任意整理を認定司法書士へ依頼する場合は、借入総額ではなく、原則として債権者ごとの債権額が140万円以下の範囲に収まるかを確認します。自己破産や個人再生では、書類作成、申立て、裁判所とのやり取りについて、誰がどこまで支援するのかを契約前に確認しましょう。

  1. 結論:債務整理の相談先は手続と個別の債務額で選ぶ
    1. 任意整理は認定の有無と債権者ごとの債務額を確認する
    2. 自己破産・個人再生は裁判所手続の支援内容を比べる
    3. 費用が不安でも、先に相談先と利用制度を確認する
  2. 弁護士と司法書士で異なる主な対応範囲
    1. 司法書士は裁判所・検察庁に提出する書類を作成できる
    2. 認定司法書士の代理権は簡易裁判所の140万円以下の事件が対象
    3. 裁判所手続では依頼先ごとの役割を契約前に確認する
  3. 任意整理を司法書士へ相談するときの140万円の確認点
    1. 140万円は借入総額ではなく個別の債権ごとに確認する
    2. 相談時には担当資格と代理できる範囲を質問する
  4. 費用は安さだけでなく見積りの内訳と支払い方法で比べる
    1. 見積書では総額だけでなく費目と追加条件を確認する
    2. 費用の支払いが難しいときは法テラスの利用条件を確認する
  5. 借金相談の専門家を選ぶ5つのポイント
    1. 1. 希望する手続と債務額に対応できるか
    2. 2. 面談する人、面談方法、連絡方法を確認できるか
    3. 3. 費用と不利益になり得る点を説明してくれるか
    4. 4. 家計・生活の状況も含めて伝えられるか
    5. 5. 裁判所からの書類や督促を放置しない方針を確認する
  6. 債務整理で弁護士・司法書士に相談する前の準備
    1. 借入状況と届いている書類をまとめる
    2. 収入・支出・財産の状況も分かる範囲で伝える
  7. 債務整理に関するよくある質問
    1. 任意整理は司法書士と弁護士のどちらでも依頼できますか?
    2. 自己破産や個人再生を検討している場合は何を確認すべきですか?
    3. 費用が用意できなくても相談できますか?
  8. 参考にした公的機関・公式情報

結論:債務整理の相談先は手続と個別の債務額で選ぶ

弁護士と司法書士のどちらが適しているかは、資格名だけでは一律に決まりません。任意整理では認定司法書士が代理できる範囲に当たるか、自己破産・個人再生では裁判所手続で必要な支援を受けられるかが確認の中心になります。

任意整理は認定の有無と債権者ごとの債務額を確認する

法務大臣の認定を受けた司法書士は、簡易裁判所における訴額140万円以下の訴訟、民事調停、仲裁事件、裁判外和解などについて、代理およびこれらに関する相談を行えます。依頼を検討するときは、担当者が認定司法書士であることと、債権者ごとの債権額が範囲内かを確認してください。

自己破産・個人再生は裁判所手続の支援内容を比べる

自己破産と個人再生は、経済的に苦しい状況にある人が生活の立て直しを図るための裁判手続です。裁判所は中立の立場から手続を進めるため、債務整理や申立てに関する個別相談には応じていません。

相談先には、申立書類の準備、申立後の連絡、裁判所とのやり取りについて、どのような支援を受けられるかを具体的に確認しましょう。

費用が不安でも、先に相談先と利用制度を確認する

費用の総額や支払時期は、手続の種類、債権者数、裁判所手続の有無などで異なります。見積りの内訳と支払い方法を確認したうえで、相談先を比較することが大切です。

経済的な事情によっては、法テラスの民事法律扶助制度を利用できる可能性があります。利用条件は、相談先または法テラスへ確認してください。
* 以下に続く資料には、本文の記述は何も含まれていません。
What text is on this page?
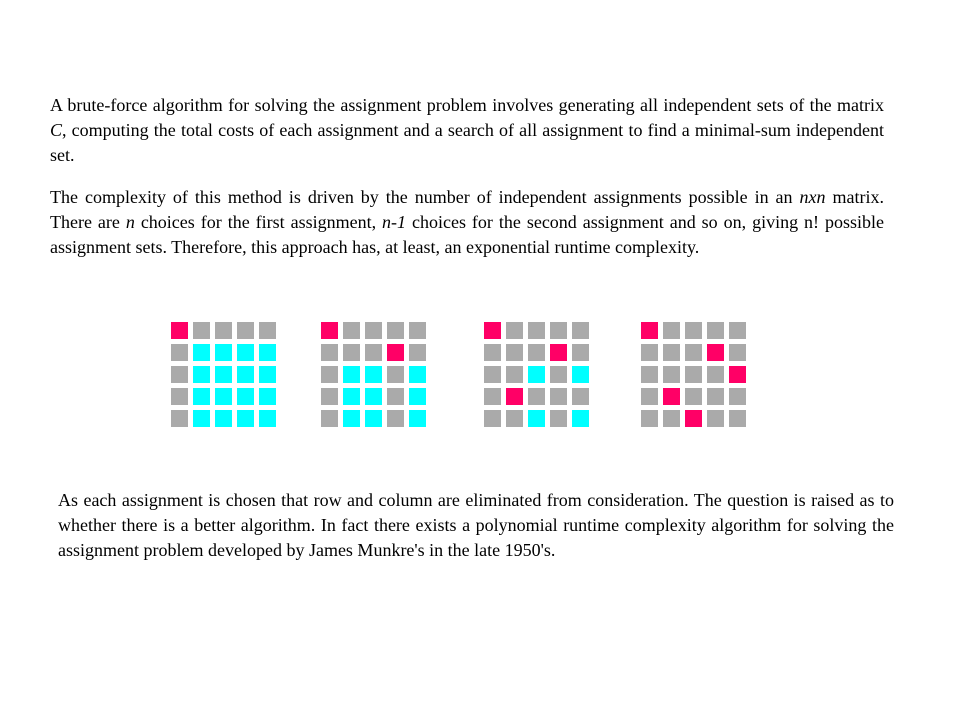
A brute-force algorithm for solving the assignment problem involves generating all independent sets of the matrix C, computing the total costs of each assignment and a search of all assignment to find a minimal-sum independent set.

The complexity of this method is driven by the number of independent assignments possible in an nxn matrix. There are n choices for the first assignment, n-1 choices for the second assignment and so on, giving n! possible assignment sets. Therefore, this approach has, at least, an exponential runtime complexity.

As each assignment is chosen that row and column are eliminated from consideration. The question is raised as to whether there is a better algorithm. In fact there exists a polynomial runtime complexity algorithm for solving the assignment problem developed by James Munkre's in the late 1950's.
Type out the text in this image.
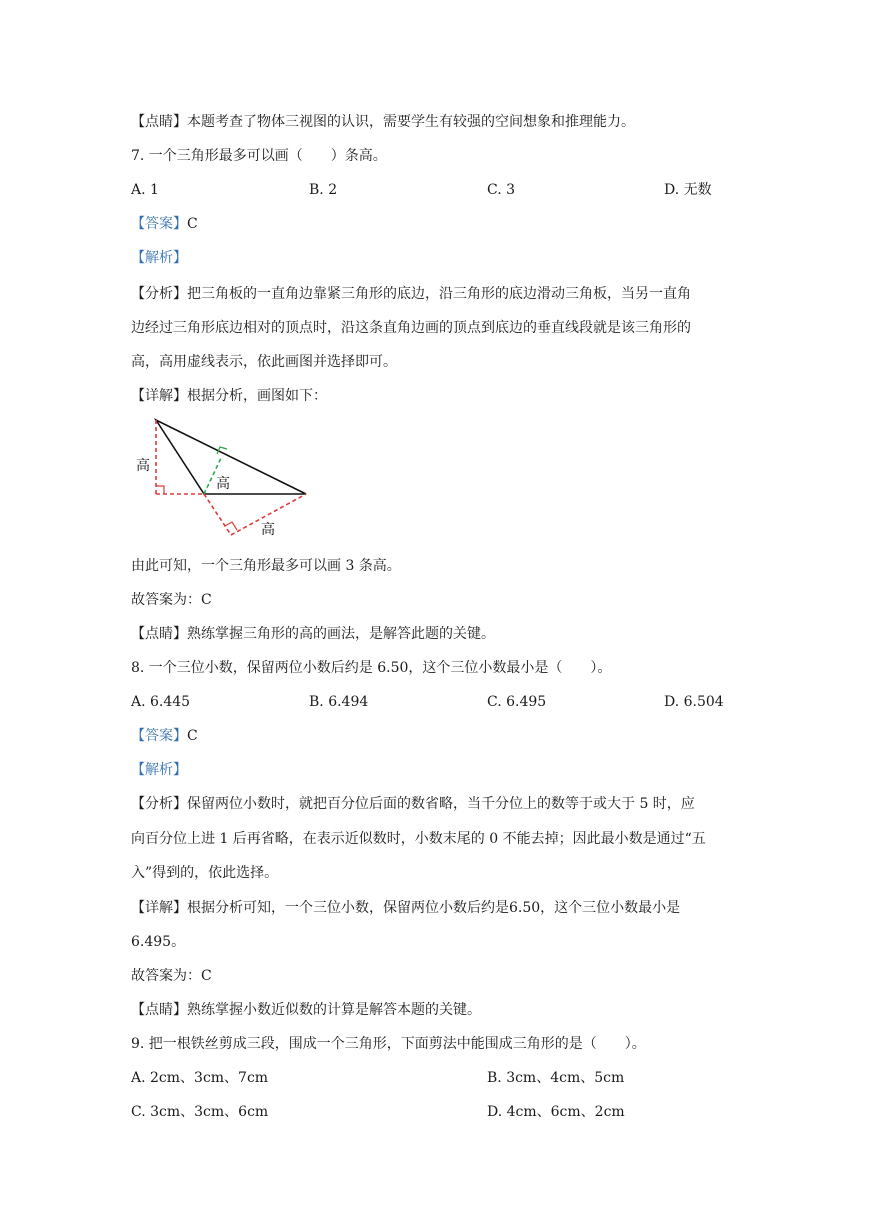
【点睛】本题考查了物体三视图的认识，需要学生有较强的空间想象和推理能力。
7. 一个三角形最多可以画（　　）条高。
A. 1	B. 2	C. 3	D. 无数
【答案】C
【解析】
【分析】把三角板的一直角边靠紧三角形的底边，沿三角形的底边滑动三角板，当另一直角
边经过三角形底边相对的顶点时，沿这条直角边画的顶点到底边的垂直线段就是该三角形的
高，高用虚线表示，依此画图并选择即可。
【详解】根据分析，画图如下：
高
高
高
由此可知，一个三角形最多可以画 3 条高。
故答案为：C
【点睛】熟练掌握三角形的高的画法，是解答此题的关键。
8. 一个三位小数，保留两位小数后约是 6.50，这个三位小数最小是（　　）。
A. 6.445	B. 6.494	C. 6.495	D. 6.504
【答案】C
【解析】
【分析】保留两位小数时，就把百分位后面的数省略，当千分位上的数等于或大于 5 时，应
向百分位上进 1 后再省略，在表示近似数时，小数末尾的 0 不能去掉；因此最小数是通过“五
入”得到的，依此选择。
【详解】根据分析可知，一个三位小数，保留两位小数后约是6.50，这个三位小数最小是
6.495。
故答案为：C
【点睛】熟练掌握小数近似数的计算是解答本题的关键。
9. 把一根铁丝剪成三段，围成一个三角形，下面剪法中能围成三角形的是（　　）。
A. 2cm、3cm、7cm	B. 3cm、4cm、5cm
C. 3cm、3cm、6cm	D. 4cm、6cm、2cm
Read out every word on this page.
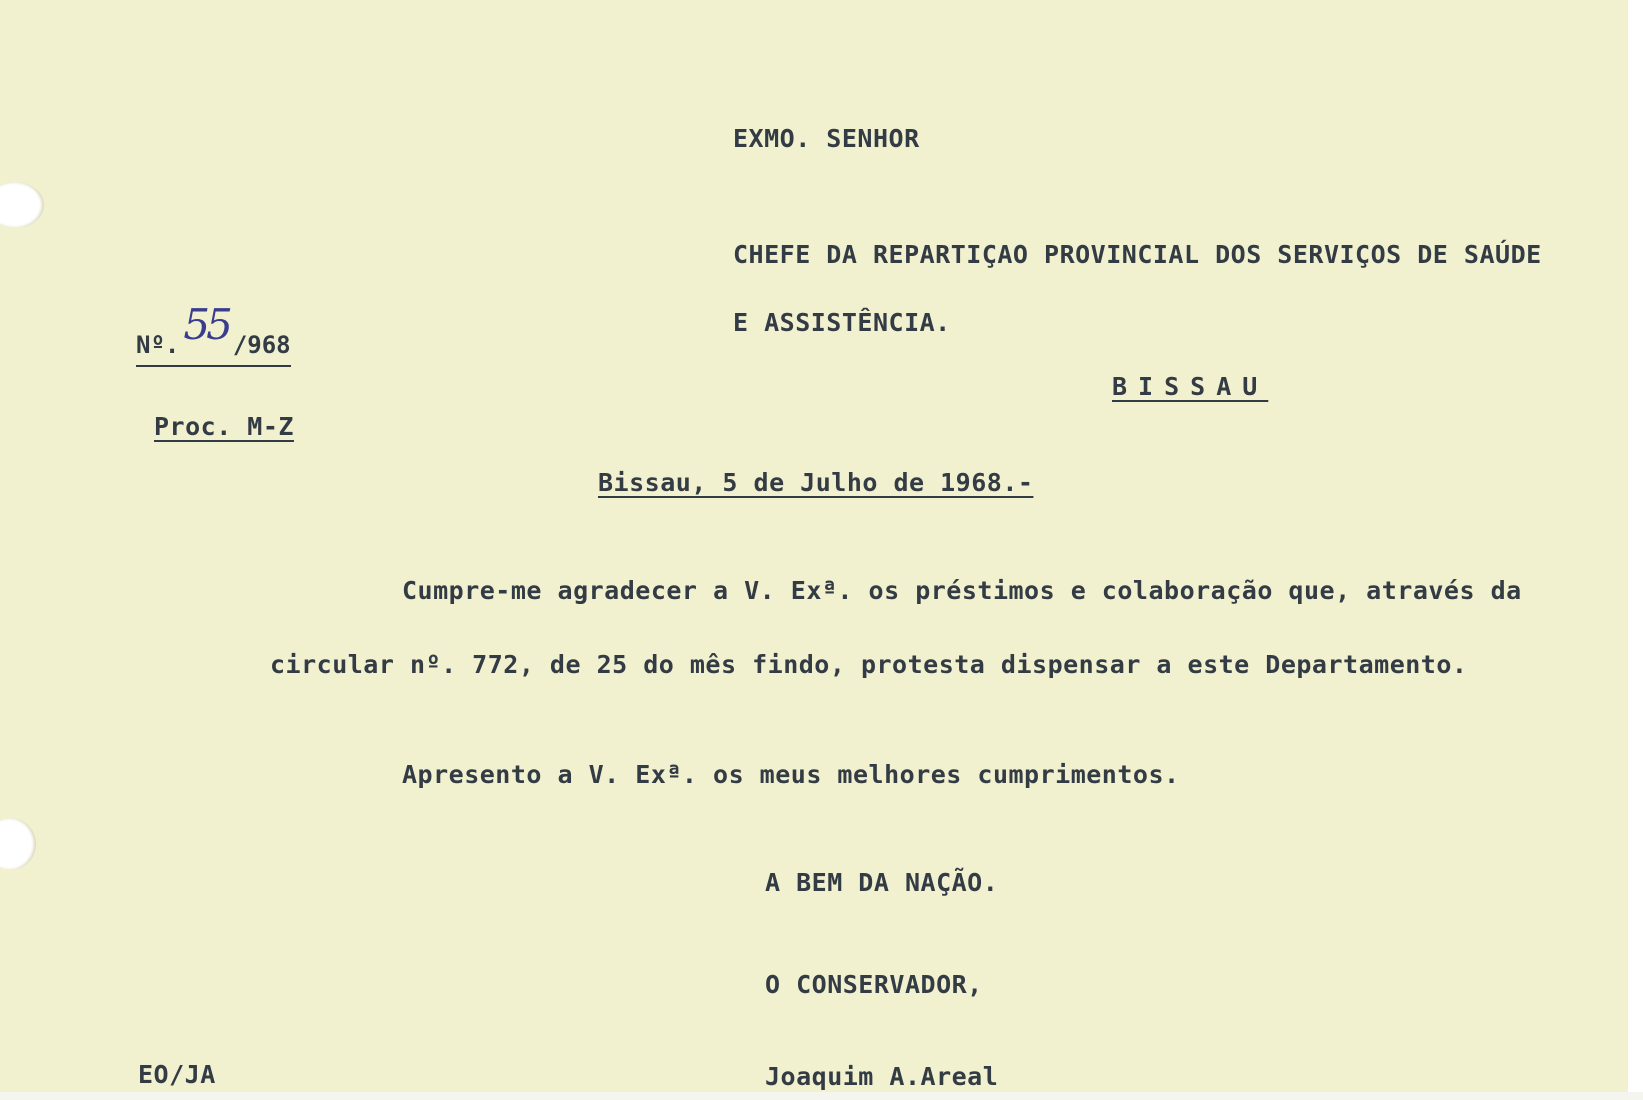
EXMO. SENHOR
CHEFE DA REPARTIÇAO PROVINCIAL DOS SERVIÇOS DE SAÚDE
E ASSISTÊNCIA.
BISSAU
Nº.55 /968
Proc. M-Z
Bissau, 5 de Julho de 1968.-
Cumpre-me agradecer a V. Exª. os préstimos e colaboração que, através da
circular nº. 772, de 25 do mês findo, protesta dispensar a este Departamento.
Apresento a V. Exª. os meus melhores cumprimentos.
A BEM DA NAÇÃO.
O CONSERVADOR,
Joaquim A.Areal
EO/JA
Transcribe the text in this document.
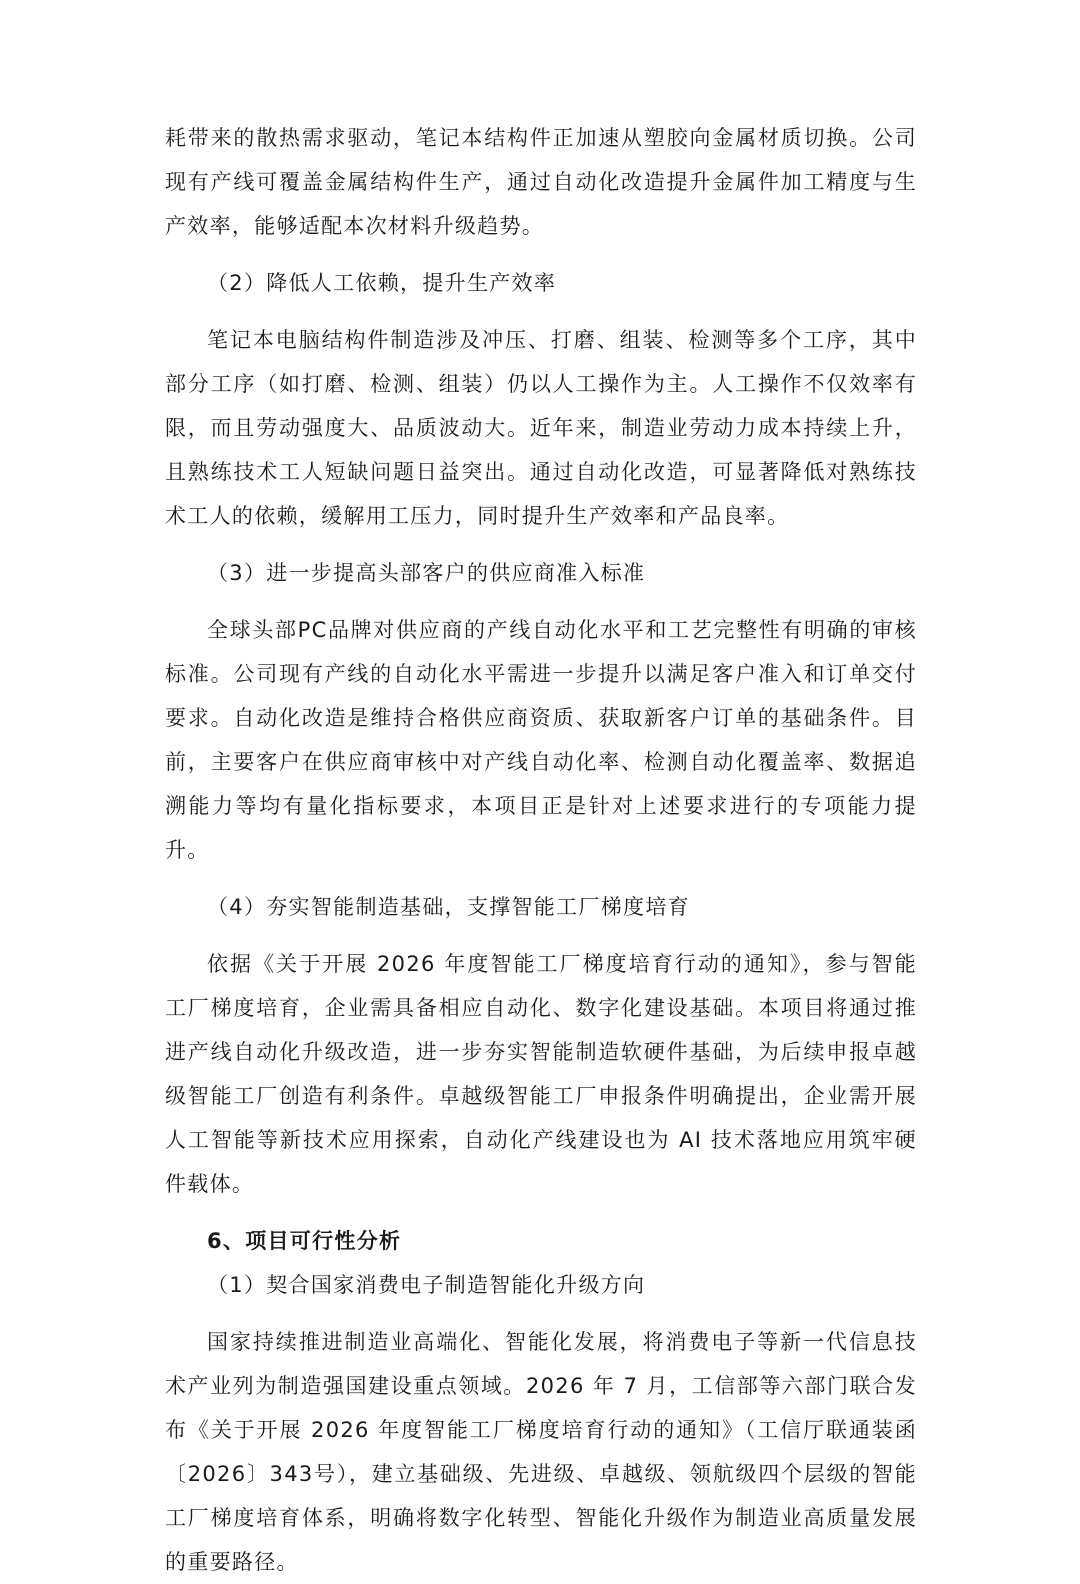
耗带来的散热需求驱动，笔记本结构件正加速从塑胶向金属材质切换。公司现有产线可覆盖金属结构件生产，通过自动化改造提升金属件加工精度与生产效率，能够适配本次材料升级趋势。

（2）降低人工依赖，提升生产效率

笔记本电脑结构件制造涉及冲压、打磨、组装、检测等多个工序，其中部分工序（如打磨、检测、组装）仍以人工操作为主。人工操作不仅效率有限，而且劳动强度大、品质波动大。近年来，制造业劳动力成本持续上升，且熟练技术工人短缺问题日益突出。通过自动化改造，可显著降低对熟练技术工人的依赖，缓解用工压力，同时提升生产效率和产品良率。

（3）进一步提高头部客户的供应商准入标准

全球头部PC品牌对供应商的产线自动化水平和工艺完整性有明确的审核标准。公司现有产线的自动化水平需进一步提升以满足客户准入和订单交付要求。自动化改造是维持合格供应商资质、获取新客户订单的基础条件。目前，主要客户在供应商审核中对产线自动化率、检测自动化覆盖率、数据追溯能力等均有量化指标要求，本项目正是针对上述要求进行的专项能力提升。

（4）夯实智能制造基础，支撑智能工厂梯度培育

依据《关于开展 2026 年度智能工厂梯度培育行动的通知》，参与智能工厂梯度培育，企业需具备相应自动化、数字化建设基础。本项目将通过推进产线自动化升级改造，进一步夯实智能制造软硬件基础，为后续申报卓越级智能工厂创造有利条件。卓越级智能工厂申报条件明确提出，企业需开展人工智能等新技术应用探索，自动化产线建设也为 AI 技术落地应用筑牢硬件载体。

6、项目可行性分析

（1）契合国家消费电子制造智能化升级方向

国家持续推进制造业高端化、智能化发展，将消费电子等新一代信息技术产业列为制造强国建设重点领域。2026 年 7 月，工信部等六部门联合发布《关于开展 2026 年度智能工厂梯度培育行动的通知》（工信厅联通装函〔2026〕343号），建立基础级、先进级、卓越级、领航级四个层级的智能工厂梯度培育体系，明确将数字化转型、智能化升级作为制造业高质量发展的重要路径。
相談先を比べる際は、次のように状況ごとの確認点を整理すると判断しやすくなるでしょう。

確認する項目相談先を選ぶ際の考え方
任意整理を検討している認定司法書士かどうかと、債権者ごとの債務額を確認する
債権者ごとの債務額が大きい認定司法書士の代理権の範囲を超えないか確認し、弁護士への相談も含めて検討する
自己破産・個人再生を検討している裁判所手続で必要となる支援内容、面談方法、費用の見積りを確認する
費用の支払いが心配見積りの内訳と支払時期を確認し、法テラスの制度利用の可否も相談する

借入先の名称、残高、督促や裁判所から届いた書類の有無を分かる範囲でまとめておくと、対応範囲を確認しやすくなります。

弁護士と司法書士で異なる主な対応範囲

債務整理では、債権者との話合いに加え、裁判所を利用する手続や提出書類の準備が必要になる場合があります。依頼前に、検討する手続と依頼先が担当する業務の範囲を分けて確認しましょう。

司法書士は裁判所・検察庁に提出する書類を作成できる

司法書士の業務には、裁判所または検察庁に提出する書類の作成およびこれに関する相談が含まれます。自己破産や個人再生では、書類作成の支援だけでなく、申立てや手続中の対応を誰が行うのかも確認してください。

認定司法書士の代理権は簡易裁判所の140万円以下の事件が対象

認定司法書士に認められる代理業務は、簡易裁判所における訴額140万円以下の訴訟、民事調停、仲裁事件、裁判外和解などです。全ての司法書士に同じ代理権があるわけではないため、認定司法書士が担当するかの確認が必要です。

裁判所手続では依頼先ごとの役割を契約前に確認する

裁判所は、破産・個人再生などの倒産手続を考えている人に対し、弁護士への相談を検討するよう案内しています。一方で、司法書士は裁判所提出書類の作成業務を担います。

自己破産・個人再生では、書類作成、申立て、裁判所からの連絡への対応をどこまで行うのかを、説明と見積書で確認しましょう。

自己破産の全体像を先に把握したい方は、自己破産とは?免責を受ける条件・手続きの流れ・生活への影響を解説もあわせて確認してください。個人再生については、個人再生とは?利用条件・返済額の考え方・手続きの流れを解説で手続の基本を整理できます。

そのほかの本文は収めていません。